Situation in Cyprus (recent political developments)
Recommendation 1259
(1995)
- Author(s):
- Parliamentary Assembly
- Origin
- Assembly debate on 2 February 1995 (7th Sitting) (see Doc. 7206, report of the Political Affairs Committee, rapporteur: Lord Finsberg). Text adopted by the Assembly on 2 February 1995 (7th Sitting).
- Thesaurus
1. The Assembly believes that the situation in Cyprus is one of the potentially destabilising problems in the Mediterranean region. It directly concerns four member states of the Council of Europe, namely the Republic of Cyprus and the three guarantor powers of its 1960 Constitution, Greece, Turkey and the United Kingdom.
2. In all its texts adopted on Cyprus, the Assembly has expressed its unwavering support for the efforts of the Secretary General of the United Nations to reach a comprehensive settlement of the problem.
3. In August 1992, the Secretary General of the United Nations submitted a "set of ideas" to the two communities - Greek Cypriot and Turkish Cypriot - to serve as a basis for an overall framework agreement. However, the talks on this proposal showed that there was deep-seated mistrust separating the two parties. In order to overcome this, the Secretary General of the United Nations proposed, in November 1992, a series of "confidence-building measures" designed to create a new climate, more favourable to the negotiation process.
4. After more than a year of intercommunal talks, and faced with the absence of agreement between the two sides, in July 1994 the United Nations Security Council adopted
Resolution 939 in which it reiterated that the maintenance of the status quo is unacceptable and requested the Secretary General to begin consultations with the two parties, the guarantor powers and members of the Security Council.
5. The Assembly welcomes the proposal for the demilitarisation of the island set out by the President of the Republic of Cyprus, and urges the Turkish Cypriot administration to give it proper consideration. Such demilitarisation would mean that Turkish troops now illegally present in the country, as resolved by the United Nations, would withdraw according to an agreed timetable.
6. The Assembly considers that the Council of Europe should continue to back the efforts of the Secretary General of the United Nations to progress towards a comprehensive solution of the Cyprus problem while preserving the unity of the island and accommodating the two communities within a federal bi-zonal state. The Council of Europe should also help to build a climate of trust between Greek Cypriots and Turkish Cypriots. Direct contacts between them are the best way of creating confidence.
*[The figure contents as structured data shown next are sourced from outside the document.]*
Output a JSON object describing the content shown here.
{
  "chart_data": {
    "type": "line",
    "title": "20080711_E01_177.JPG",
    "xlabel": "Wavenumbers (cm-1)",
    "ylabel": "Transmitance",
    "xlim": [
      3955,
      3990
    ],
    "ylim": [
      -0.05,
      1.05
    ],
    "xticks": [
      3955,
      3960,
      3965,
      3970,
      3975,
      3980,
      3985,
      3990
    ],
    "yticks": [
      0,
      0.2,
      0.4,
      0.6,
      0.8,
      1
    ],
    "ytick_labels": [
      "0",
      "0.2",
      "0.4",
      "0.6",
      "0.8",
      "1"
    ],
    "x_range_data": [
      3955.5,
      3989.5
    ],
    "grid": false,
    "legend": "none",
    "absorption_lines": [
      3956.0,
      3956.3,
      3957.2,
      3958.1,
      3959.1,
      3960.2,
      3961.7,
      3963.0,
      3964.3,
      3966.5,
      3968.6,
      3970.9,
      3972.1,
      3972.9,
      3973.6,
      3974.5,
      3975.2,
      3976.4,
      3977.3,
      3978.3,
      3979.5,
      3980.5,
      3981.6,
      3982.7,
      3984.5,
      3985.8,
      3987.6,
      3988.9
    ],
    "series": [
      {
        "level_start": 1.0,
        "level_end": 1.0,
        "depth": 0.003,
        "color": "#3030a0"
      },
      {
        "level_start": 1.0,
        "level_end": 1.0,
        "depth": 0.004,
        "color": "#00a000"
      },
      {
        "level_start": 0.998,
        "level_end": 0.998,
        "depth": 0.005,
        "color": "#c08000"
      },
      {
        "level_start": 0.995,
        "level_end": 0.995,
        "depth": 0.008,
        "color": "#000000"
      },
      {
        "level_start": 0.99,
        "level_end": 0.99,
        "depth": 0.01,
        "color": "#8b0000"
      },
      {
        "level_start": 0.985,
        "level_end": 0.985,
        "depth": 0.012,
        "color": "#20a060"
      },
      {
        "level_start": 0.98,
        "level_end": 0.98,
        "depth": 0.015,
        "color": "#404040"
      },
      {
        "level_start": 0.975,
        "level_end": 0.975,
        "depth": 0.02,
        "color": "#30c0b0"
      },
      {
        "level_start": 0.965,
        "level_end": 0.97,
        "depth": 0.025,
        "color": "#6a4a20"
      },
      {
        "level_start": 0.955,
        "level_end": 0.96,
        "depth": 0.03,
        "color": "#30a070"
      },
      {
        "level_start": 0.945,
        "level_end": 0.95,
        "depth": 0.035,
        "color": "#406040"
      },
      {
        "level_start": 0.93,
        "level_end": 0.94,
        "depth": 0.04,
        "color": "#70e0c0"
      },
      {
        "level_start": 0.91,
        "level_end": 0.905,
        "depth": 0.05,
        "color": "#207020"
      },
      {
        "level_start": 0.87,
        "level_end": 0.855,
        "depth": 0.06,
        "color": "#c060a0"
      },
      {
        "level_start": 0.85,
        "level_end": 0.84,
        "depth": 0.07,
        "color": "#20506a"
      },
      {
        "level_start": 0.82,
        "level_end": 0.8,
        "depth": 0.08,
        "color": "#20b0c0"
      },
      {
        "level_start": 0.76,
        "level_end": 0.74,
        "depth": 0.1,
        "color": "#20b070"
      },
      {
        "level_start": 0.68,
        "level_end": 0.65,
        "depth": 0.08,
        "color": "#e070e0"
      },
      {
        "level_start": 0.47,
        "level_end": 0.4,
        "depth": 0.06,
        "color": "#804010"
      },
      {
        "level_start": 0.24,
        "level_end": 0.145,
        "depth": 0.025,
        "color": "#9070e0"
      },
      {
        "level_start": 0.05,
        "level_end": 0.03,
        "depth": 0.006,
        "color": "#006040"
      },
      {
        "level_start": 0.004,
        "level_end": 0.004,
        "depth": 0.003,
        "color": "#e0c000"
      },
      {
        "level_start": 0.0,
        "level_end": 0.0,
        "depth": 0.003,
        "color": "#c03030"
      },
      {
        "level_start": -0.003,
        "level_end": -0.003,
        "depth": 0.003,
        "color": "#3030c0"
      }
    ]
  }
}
7. The Assembly therefore recommends that the Committee of Ministers:
7.1 urge the political leaders of both communities to accept the proposals of the Secretary General of the United Nations forthwith and thus demonstrate that the political will for a settlement really exists by accepting at the same time all the Secretary General's proposals for implementation of the "confidence-building measures";
7.2 ask the Government of the Republic of Cyprus and the Turkish Cypriot administration to allow at the earliest possible moment the exercise of the right to free movement of persons between the two parts of the island together with all other rights and freedoms guaranteed under the European Convention on Human Rights;
7.3 invite the Government of Turkey, the Turkish Cypriot administration and the Government of the Republic of Cyprus to co-operate to allow normal international telephone and postal access to the northern part of the island;
7.4 launch an appeal to both communities to refrain from using propaganda against the other community;
7.5 invite both communities to revise, with the Council of Europe's assistance, the textbooks used in schools on both sides in order to put more emphasis on what unites the two communities than on what separates them;
7.6 promote the establishment of a climate of trust between the two communities by sponsoring practical initiatives for this purpose, in particular in the fields of culture, education, youth, sport and commerce;
7.7 play a more active role as regards the settlement of the Cyprus problem, in accordance with its Declaration of 10 November 1994 on compliance with commitments accepted by member states of the Council of Europe, and ask the Government of Turkey to co-operate in the implementation of United Nations resolutions and the rule of law.